The flood of orders after COVID hit Canada “broke the system, basically,” he said last year. “We couldn’t keep up.” 

Fiorenza says the device, which retails for roughly $20 a unit, has two main benefits that make it a key tool in the fight against COVID – in addition to protecting health-care workers from potential exposure to infection, it also prevents patients’ lungs from potentially collapsing and suffering even more damage.

“It’s just a project that’s growing to help more and more patients and protect more and more staff,” he said. “It’s now become a mission, not just a product.”

The Flusso, which Fiorenza licensed to McArthur Medical Sales several years ago, can now be found in about 100 hospitals in Canada and 40 in the United States.

The company is investing nearly $800,000 in new equipment that will boost production from 1,200 units a day to 6,000 as it prepares to take the device global later this year.

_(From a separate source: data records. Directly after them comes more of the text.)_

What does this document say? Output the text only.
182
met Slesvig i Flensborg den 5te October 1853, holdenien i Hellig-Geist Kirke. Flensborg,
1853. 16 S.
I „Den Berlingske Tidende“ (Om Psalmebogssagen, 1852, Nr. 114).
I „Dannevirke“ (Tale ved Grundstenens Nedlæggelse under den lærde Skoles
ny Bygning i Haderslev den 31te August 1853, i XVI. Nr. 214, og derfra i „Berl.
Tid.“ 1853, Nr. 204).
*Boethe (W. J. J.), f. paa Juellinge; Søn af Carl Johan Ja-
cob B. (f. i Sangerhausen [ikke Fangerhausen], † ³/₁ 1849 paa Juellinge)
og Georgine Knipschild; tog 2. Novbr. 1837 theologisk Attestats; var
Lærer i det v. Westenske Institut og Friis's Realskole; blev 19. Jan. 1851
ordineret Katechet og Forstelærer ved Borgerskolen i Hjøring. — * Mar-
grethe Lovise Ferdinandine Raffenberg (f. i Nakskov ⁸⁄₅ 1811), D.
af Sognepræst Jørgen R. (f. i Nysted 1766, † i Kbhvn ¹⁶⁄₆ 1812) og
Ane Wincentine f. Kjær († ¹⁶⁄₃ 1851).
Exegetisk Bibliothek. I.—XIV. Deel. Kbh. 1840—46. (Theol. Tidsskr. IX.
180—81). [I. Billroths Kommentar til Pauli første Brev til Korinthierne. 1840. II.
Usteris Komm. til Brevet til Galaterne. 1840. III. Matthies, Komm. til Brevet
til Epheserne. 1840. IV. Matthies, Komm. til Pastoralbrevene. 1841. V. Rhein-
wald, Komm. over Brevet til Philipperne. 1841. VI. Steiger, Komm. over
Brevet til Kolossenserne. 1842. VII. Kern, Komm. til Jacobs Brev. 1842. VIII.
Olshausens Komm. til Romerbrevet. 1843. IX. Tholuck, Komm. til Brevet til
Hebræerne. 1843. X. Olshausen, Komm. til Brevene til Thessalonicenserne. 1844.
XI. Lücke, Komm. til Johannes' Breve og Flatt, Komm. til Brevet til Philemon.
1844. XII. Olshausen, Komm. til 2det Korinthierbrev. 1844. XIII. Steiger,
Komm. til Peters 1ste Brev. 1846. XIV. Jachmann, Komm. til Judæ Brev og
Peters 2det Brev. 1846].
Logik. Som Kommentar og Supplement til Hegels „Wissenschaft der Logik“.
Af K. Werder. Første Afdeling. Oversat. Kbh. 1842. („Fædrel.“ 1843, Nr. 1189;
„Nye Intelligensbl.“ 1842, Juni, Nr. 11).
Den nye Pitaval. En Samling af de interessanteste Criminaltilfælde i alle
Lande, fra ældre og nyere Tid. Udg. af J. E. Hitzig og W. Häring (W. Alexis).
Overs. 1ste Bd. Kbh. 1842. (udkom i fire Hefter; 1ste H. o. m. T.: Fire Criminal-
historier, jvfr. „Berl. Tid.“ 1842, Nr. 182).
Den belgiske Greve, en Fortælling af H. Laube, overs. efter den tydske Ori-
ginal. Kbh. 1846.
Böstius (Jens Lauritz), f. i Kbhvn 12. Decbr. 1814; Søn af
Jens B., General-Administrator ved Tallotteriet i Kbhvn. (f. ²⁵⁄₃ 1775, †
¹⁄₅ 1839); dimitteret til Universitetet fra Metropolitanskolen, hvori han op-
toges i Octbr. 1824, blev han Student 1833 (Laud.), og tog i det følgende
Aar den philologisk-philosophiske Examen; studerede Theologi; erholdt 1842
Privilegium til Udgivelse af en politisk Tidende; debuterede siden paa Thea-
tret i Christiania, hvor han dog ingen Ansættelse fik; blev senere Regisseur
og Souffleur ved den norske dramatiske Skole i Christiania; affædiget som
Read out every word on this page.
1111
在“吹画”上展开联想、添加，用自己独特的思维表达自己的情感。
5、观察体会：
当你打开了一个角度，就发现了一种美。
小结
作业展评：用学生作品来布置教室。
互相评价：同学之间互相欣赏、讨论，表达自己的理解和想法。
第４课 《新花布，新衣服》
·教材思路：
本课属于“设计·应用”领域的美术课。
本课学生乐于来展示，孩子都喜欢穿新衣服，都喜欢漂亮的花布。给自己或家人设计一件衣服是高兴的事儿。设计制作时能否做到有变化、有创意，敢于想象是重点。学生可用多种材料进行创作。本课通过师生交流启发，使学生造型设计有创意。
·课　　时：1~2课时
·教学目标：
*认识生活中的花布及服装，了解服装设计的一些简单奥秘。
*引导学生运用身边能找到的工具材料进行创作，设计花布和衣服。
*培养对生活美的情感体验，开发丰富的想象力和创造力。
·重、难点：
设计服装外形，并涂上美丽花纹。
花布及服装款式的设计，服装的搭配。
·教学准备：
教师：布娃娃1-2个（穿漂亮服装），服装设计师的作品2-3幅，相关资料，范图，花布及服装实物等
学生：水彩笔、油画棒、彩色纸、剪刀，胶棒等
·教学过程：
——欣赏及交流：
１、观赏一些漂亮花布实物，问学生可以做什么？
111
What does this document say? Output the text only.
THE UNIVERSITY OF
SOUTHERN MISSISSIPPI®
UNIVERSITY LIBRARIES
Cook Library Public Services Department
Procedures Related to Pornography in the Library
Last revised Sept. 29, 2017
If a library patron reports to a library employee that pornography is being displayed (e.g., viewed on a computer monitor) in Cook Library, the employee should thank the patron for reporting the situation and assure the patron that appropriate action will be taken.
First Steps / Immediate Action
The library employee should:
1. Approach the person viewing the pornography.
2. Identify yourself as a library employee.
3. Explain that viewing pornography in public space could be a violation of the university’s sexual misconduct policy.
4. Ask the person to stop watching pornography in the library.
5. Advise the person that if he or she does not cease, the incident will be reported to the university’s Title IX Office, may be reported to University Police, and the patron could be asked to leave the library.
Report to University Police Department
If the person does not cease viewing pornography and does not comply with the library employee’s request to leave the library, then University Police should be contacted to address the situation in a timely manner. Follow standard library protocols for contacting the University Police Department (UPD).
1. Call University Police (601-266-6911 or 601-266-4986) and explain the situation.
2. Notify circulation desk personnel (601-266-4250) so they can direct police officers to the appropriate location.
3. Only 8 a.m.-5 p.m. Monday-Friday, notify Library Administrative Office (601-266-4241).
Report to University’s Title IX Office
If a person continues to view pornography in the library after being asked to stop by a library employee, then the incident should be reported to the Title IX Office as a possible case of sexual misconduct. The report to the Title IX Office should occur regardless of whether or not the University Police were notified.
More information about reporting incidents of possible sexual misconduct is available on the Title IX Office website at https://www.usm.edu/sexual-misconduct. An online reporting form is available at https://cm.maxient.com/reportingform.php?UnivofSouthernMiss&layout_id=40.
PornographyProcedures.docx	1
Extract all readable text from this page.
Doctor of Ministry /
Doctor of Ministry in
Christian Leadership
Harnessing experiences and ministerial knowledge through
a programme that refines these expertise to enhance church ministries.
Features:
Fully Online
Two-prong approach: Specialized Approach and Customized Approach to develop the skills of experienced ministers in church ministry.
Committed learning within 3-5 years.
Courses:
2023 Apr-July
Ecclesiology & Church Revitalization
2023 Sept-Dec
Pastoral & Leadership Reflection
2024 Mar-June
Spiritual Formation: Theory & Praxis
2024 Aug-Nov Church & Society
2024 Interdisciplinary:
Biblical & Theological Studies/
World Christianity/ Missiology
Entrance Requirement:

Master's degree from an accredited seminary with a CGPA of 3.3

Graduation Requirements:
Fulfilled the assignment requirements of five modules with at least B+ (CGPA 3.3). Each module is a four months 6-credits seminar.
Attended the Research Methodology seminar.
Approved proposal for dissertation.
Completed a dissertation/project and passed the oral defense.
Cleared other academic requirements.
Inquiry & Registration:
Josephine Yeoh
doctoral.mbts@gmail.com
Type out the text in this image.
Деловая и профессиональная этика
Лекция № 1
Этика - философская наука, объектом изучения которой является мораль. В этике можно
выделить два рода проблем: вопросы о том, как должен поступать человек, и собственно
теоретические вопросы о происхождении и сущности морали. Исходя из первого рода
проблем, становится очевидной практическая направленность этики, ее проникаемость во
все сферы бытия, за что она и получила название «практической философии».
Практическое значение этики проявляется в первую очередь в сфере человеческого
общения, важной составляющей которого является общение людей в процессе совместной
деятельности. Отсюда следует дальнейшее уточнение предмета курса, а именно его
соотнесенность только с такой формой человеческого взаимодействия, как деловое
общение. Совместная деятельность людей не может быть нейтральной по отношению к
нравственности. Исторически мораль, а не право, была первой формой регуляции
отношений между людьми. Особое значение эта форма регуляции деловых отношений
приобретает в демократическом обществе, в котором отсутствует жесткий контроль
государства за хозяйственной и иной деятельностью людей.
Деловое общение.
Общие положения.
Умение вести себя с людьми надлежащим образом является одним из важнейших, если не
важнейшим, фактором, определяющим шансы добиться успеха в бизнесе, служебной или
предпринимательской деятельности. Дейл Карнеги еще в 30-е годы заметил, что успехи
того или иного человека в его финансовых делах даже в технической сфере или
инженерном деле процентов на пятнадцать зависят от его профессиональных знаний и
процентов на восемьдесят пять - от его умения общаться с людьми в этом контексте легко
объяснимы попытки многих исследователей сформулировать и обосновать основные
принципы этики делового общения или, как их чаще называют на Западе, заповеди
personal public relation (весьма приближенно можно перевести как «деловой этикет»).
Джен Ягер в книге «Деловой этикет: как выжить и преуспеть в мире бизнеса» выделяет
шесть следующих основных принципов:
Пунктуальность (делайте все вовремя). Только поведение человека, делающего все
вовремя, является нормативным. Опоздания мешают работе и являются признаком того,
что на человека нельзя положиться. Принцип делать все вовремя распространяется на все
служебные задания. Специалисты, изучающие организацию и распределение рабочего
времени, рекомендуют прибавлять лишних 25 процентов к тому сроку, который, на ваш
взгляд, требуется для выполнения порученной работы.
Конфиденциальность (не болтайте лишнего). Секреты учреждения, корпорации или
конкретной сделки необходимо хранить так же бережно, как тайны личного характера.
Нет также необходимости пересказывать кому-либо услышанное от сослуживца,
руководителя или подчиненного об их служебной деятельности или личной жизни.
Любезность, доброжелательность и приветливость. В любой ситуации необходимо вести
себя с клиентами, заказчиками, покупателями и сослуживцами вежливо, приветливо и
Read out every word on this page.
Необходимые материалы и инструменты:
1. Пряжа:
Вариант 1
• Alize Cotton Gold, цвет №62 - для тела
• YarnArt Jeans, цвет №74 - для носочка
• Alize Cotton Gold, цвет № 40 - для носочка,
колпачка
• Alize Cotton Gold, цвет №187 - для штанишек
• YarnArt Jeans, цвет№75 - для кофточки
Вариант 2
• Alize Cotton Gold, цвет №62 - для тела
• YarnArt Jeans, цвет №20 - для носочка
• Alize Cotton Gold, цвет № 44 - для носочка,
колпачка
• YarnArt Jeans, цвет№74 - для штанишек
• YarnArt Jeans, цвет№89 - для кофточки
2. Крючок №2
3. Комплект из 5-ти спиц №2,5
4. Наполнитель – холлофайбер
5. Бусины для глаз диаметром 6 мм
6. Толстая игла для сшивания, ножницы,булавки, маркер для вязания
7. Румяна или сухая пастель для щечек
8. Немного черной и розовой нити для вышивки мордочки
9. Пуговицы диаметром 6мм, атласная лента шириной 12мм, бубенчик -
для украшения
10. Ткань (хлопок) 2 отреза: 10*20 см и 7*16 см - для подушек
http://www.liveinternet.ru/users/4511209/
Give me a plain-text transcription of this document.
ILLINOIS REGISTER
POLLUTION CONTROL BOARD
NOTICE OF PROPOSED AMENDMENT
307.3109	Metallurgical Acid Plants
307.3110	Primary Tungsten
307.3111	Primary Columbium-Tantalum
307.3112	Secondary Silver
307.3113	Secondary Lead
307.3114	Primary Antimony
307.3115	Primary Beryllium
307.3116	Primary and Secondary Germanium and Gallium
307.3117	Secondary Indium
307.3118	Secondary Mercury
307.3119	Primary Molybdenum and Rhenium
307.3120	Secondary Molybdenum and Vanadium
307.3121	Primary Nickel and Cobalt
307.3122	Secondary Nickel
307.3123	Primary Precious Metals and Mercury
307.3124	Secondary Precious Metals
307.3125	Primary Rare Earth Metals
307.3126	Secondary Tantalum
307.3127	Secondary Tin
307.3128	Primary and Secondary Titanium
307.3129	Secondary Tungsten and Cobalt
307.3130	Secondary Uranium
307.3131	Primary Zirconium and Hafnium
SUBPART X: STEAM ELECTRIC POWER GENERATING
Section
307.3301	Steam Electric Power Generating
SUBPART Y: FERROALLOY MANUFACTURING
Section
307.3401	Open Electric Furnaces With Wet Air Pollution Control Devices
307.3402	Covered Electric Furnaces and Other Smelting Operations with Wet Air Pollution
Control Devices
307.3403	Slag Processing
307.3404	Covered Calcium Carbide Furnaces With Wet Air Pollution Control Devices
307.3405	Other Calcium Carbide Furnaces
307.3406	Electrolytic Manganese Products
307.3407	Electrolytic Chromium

Fiorenza said McArthur expects to announce a partnership next week with an international distributor that will sell the Flusso in more than 80 countries.

Fiorenza said the company hopes to start delivering its first orders to the Middle Eastern nation of Qatar later this spring. It’s also eyeing countries such as Australia, Colombia, Brazil, Japan and Mexico once it gains regulatory approval in those markets, which Fiozenza expects will happen later this year. A move into Europe will likely follow down the road.

“It’s just a matter of eating the elephant one bite at a time,” Fiorenza told Techopia last summer.